US 12,272,431 B2
	Detecting false positive variant calls in next-generation sequencing
Mark Andrew DePristo, Palo Alto, CA (US); and Ryan Poplin, Palo Alto, CA (US)
Assigned to Verily Life Sciences LLC, Dallas, TX (US)
Filed by Verily Life Sciences LLC, Mountain View, CA (US)
Filed on May 13, 2022, as Appl. No. 17/744,387.
Application 17/744,387 is a continuation of application No. 15/490,572, filed on Apr. 18, 2017, granted, now 11,335,438.
Claims priority of provisional application 62/333,130, filed on May 6, 2016.
Prior Publication US 2022/0277811 A1, Sep. 1, 2022
This patent is subject to a terminal disclaimer.
Int. Cl. G01N 33/48 (2006.01); G01N 33/50 (2006.01); G06N 3/04 (2023.01); G06N 3/088 (2023.01); G06N 7/01 (2023.01); G16B 40/00 (2019.01)

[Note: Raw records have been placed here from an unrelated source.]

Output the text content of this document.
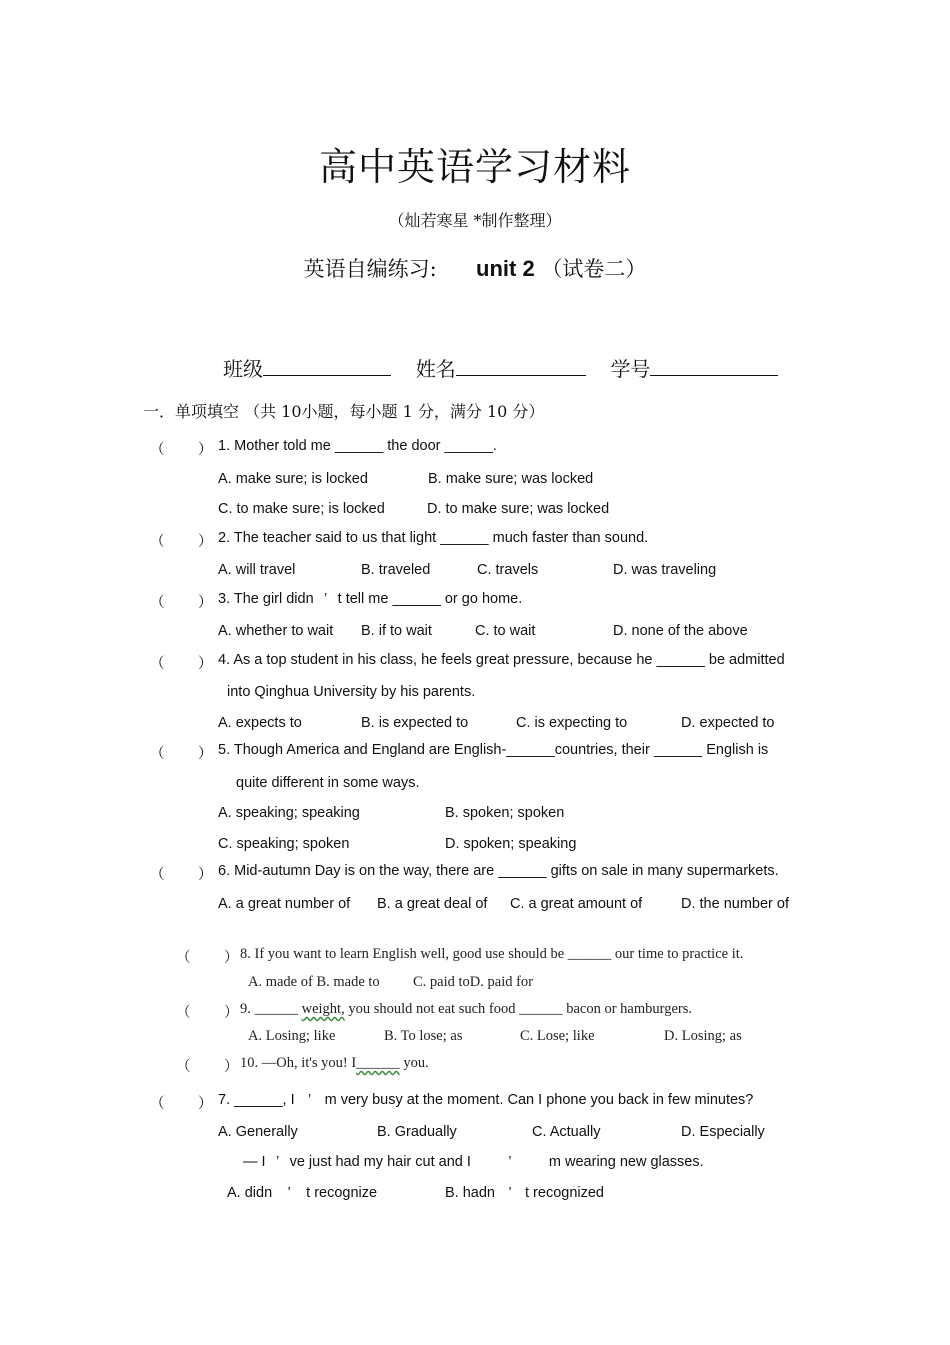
高中英语学习材料
（灿若寒星 *制作整理）
英语自编练习: unit 2 （试卷二）
班级	姓名	学号
一．单项填空 （共 10小题，每小题 1 分，满分 10 分）
（ ） 1. Mother told me ______ the door ______.
A. make sure; is locked	B. make sure; was locked
C. to make sure; is locked	D. to make sure; was locked
（ ） 2. The teacher said to us that light ______ much faster than sound.
A. will travel	B. traveled	C. travels	D. was traveling
（ ） 3. The girl didn ’ t tell me ______ or go home.
A. whether to wait B. if to wait	C. to wait	D. none of the above
（ ） 4. As a top student in his class, he feels great pressure, because he ______ be admitted
into Qinghua University by his parents.
A. expects to	B. is expected to	C. is expecting to	D. expected to
（ ） 5. Though America and England are English-______countries, their ______ English is
quite different in some ways.
A. speaking; speaking	B. spoken; spoken
C. speaking; spoken	D. spoken; speaking
（ ） 6. Mid-autumn Day is on the way, there are ______ gifts on sale in many supermarkets.
A. a great number of B. a great deal of C. a great amount of	D. the number of
（ ） 8. If you want to learn English well, good use should be ______ our time to practice it.
A. made of B. made to C. paid toD. paid for
（ ） 9. ______ weight, you should not eat such food ______ bacon or hamburgers.
A. Losing; like	B. To lose; as	C. Lose; like	D. Losing; as
（ ） 10. —Oh, it's you! I______ you.
（ ） 7. ______, I ’ m very busy at the moment. Can I phone you back in few minutes?
A. Generally	B. Gradually	C. Actually	D. Especially
— I ’ ve just had my hair cut and I	’	m wearing new glasses.
A. didn ’ t recognize	B. hadn ’ t recognized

CPC G16B 40/00 (2019.02) [G06N 3/04 (2013.01); G06N 3/088 (2013.01); G06N 7/01 (2023.01)]

18 Claims

1. A method comprising:

obtaining a neural network that has been trained to determine a likelihood that read pileup windows provided as input are representative of variants, wherein the neural network is produced by:

obtaining a plurality of read pileup windows associated with a first sample genome,

wherein each read pileup window of the plurality of read pileup windows is associated with a different reference nucleotide position within the first sample genome,

wherein each read pileup window of the plurality of read pileup windows includes sequence reads generated using a particular read process, and

wherein a given read pileup window of the plurality of read pileup windows includes a plurality of sequence reads that each include a nucleotide aligned at a given reference nucleotide position, within the first sample genome, that is associated with the given read pileup window;

obtaining, for each reference nucleotide position that is associated with a read pileup window within the plurality of read pileup windows, a label that indicates whether the reference nucleotide position is either (i) a known variant or (ii) a non-variant; and

training the neural network, based on data indicative of the plurality of read pileup windows and the labels;

receiving, as input, a read pileup window that is associated with a second sample genome and that includes sequence reads generated using the particular read process; and

applying the neural network to the read pileup window to produce an output that is representative of a likelihood that the read pileup window associated with the second sample genome is representative of a variant.